Most of you deep blue baseball fans already know the story of how Lawrence Berra came to be known as “Yogi.”

The Real Yogi Berra (c) John G. Zimmerman

The Real Yogi Berra
(c) John G. Zimmerman

Supposedly, he and best friend Joe Garagiola and some of their other buddies from “The Hill” Italian neighborhood in St. Louis went to a movie together back in the 1930s, as was their usual Saturday pattern when the change was available for tickets. . While they were there on this particular day, they saw one of those travelogue features that used be so popular back in the day – the kind of one-reeler narrated by John Nesbitt for a series they called “The Passing Parade.” It was a short subject serial on travel and historic events that ran from 1938 to 1949 and it was was tailor-made for the movie going public back in the pre-home TV days. – I only suggest that guess because I watched enough of these little shows myself down here in Houston during the post-WWII period of that era, I think I even saw the Indian yogi feature that altered Mr. Larry Berra’s identity forever too.

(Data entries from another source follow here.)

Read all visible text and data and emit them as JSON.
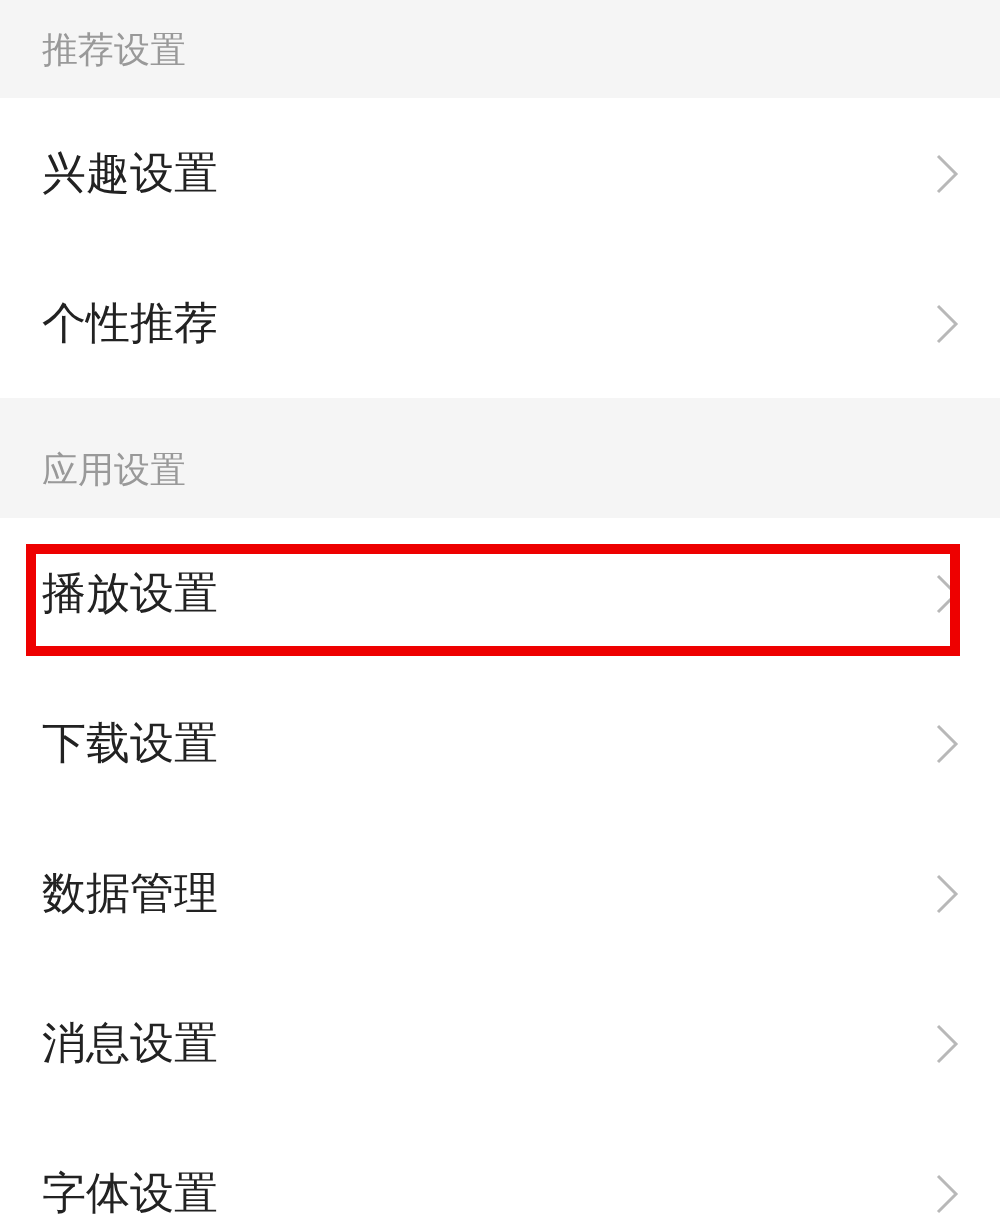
{
  "sections": [
    {
      "title": "推荐设置",
      "items": [
        {
          "label": "兴趣设置",
          "highlighted": false
        },
        {
          "label": "个性推荐",
          "highlighted": false
        }
      ]
    },
    {
      "title": "应用设置",
      "items": [
        {
          "label": "播放设置",
          "highlighted": true
        },
        {
          "label": "下载设置",
          "highlighted": false
        },
        {
          "label": "数据管理",
          "highlighted": false
        },
        {
          "label": "消息设置",
          "highlighted": false
        },
        {
          "label": "字体设置",
          "highlighted": false
        }
      ]
    }
  ]
}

Berra and company apparently saw that one about mystics in India too. It showed a few examples of yogic teachers in India and gave the boys a “blue bayou” (blew-by-you) introduction to yoga and yogi teachers. I can just hear the walking-out-of-the-movie conversation now. It was just kids doing what kids do, but it was an interaction of ideas and words that would set in place the name of a future American icon.

Not knowing the actual names of the Berra buddies involved, I’ll simply have to give two of them fictional Italian first names and report how the conversation among friends plays out in my head. – Just one more note: Until this moment, Berra wa known as “Lawdy” to his friends. They called him “Lawdy’ because that’s the way his name sounded when expressed aloud by his Italian mother Paulina. She could not say “Larry,” the Americanized nickname for males hung with the “Lawrence” formal first name. When she tried to say “Larry,” it simply came out “Lawdy,” so that’s what the buddies chose to call him too. That is, until this date came along.

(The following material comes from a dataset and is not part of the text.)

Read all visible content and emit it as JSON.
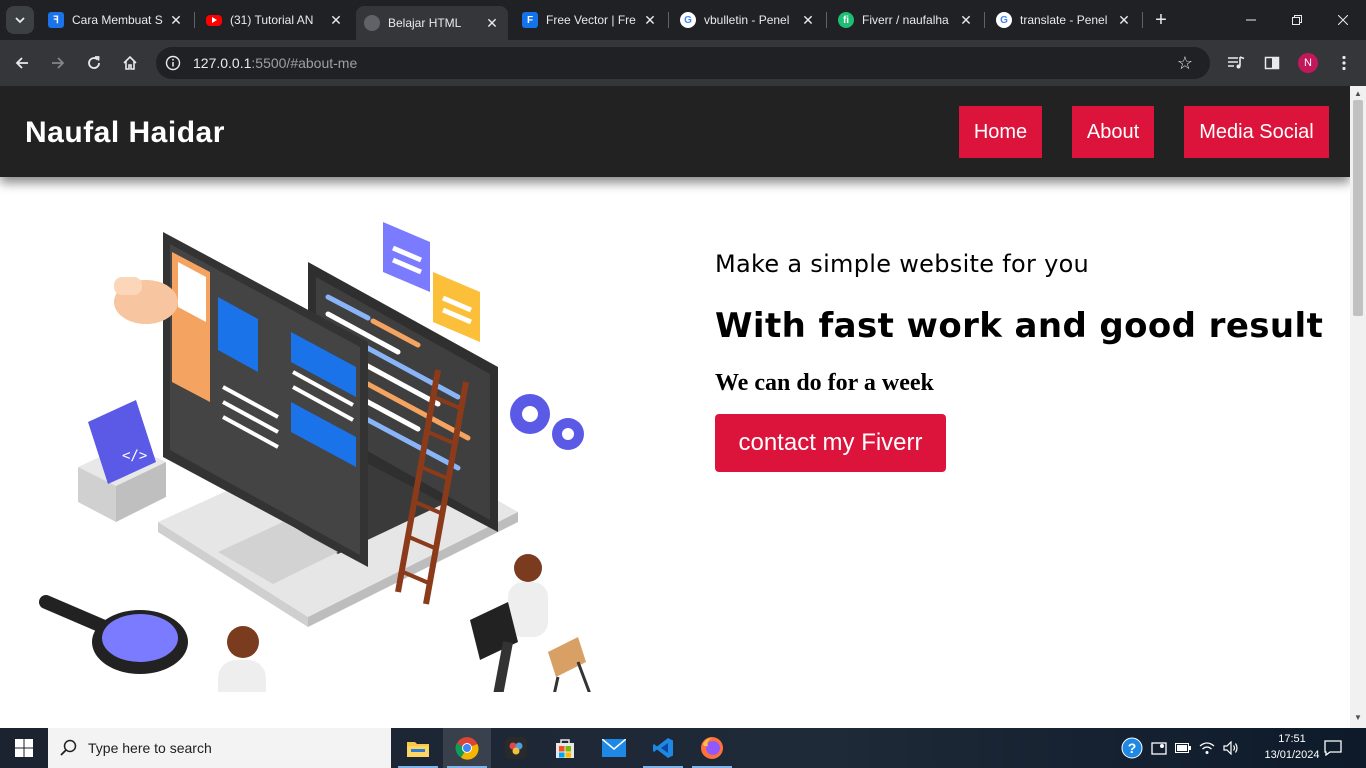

Here’s the way I hear it coming down. – Four Italian-American boys from The Hill in St. Louis are walking out into the bright July snlight from a  neighborhood movie house in St. Louis, Missouri.  It is 1938. The boys are all about 13-14 years old:

Luigi: “The movie was OK. – I like them Charlie Chan films.”

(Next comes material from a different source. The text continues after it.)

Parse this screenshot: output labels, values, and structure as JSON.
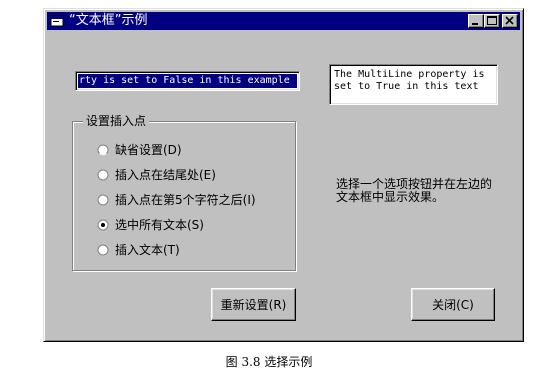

Lawdy: “Yeah, me too. I like the way they taped back that actor’s eyes to make him look Chinese.”

Joe: (tongue-in-cheek) “You mean to tell me that Charlie Chan ain’t no real Chinese detective, Lawdy? – Well, shoot! You could-a’ fooled me. I guess they got no Chinese actors out there in Hollywood.”

Mario: “I liked the short feature about India best. I liked the way them yogis just sat there, all still-like, just rolling their eyes back into all white cotton-looking balls.”

Luigi: “Yeah, I liked that too – but did you guys see what  I saw? – That one yogi looked just like old Lawdy here!”

Joe: “Oh, my Cardinal crab cakes be damned, Luigi Tomato Face! – You just nailed t! – That Indian yogi guy did – he looked just like our own little bashful Lawdy here! – From now on, let’s get off this hopeless “Lawdy” name and call our man by a word  that really fits him. Come on! Get with me on this one, guys! He’s “Yogi” from now on! – OK? – Yogi Berra!”

Lawdy: “OK by me, you guys,  but, Joe, first you gotta tell me something.- What the heck is a “Cardinal crab cake?”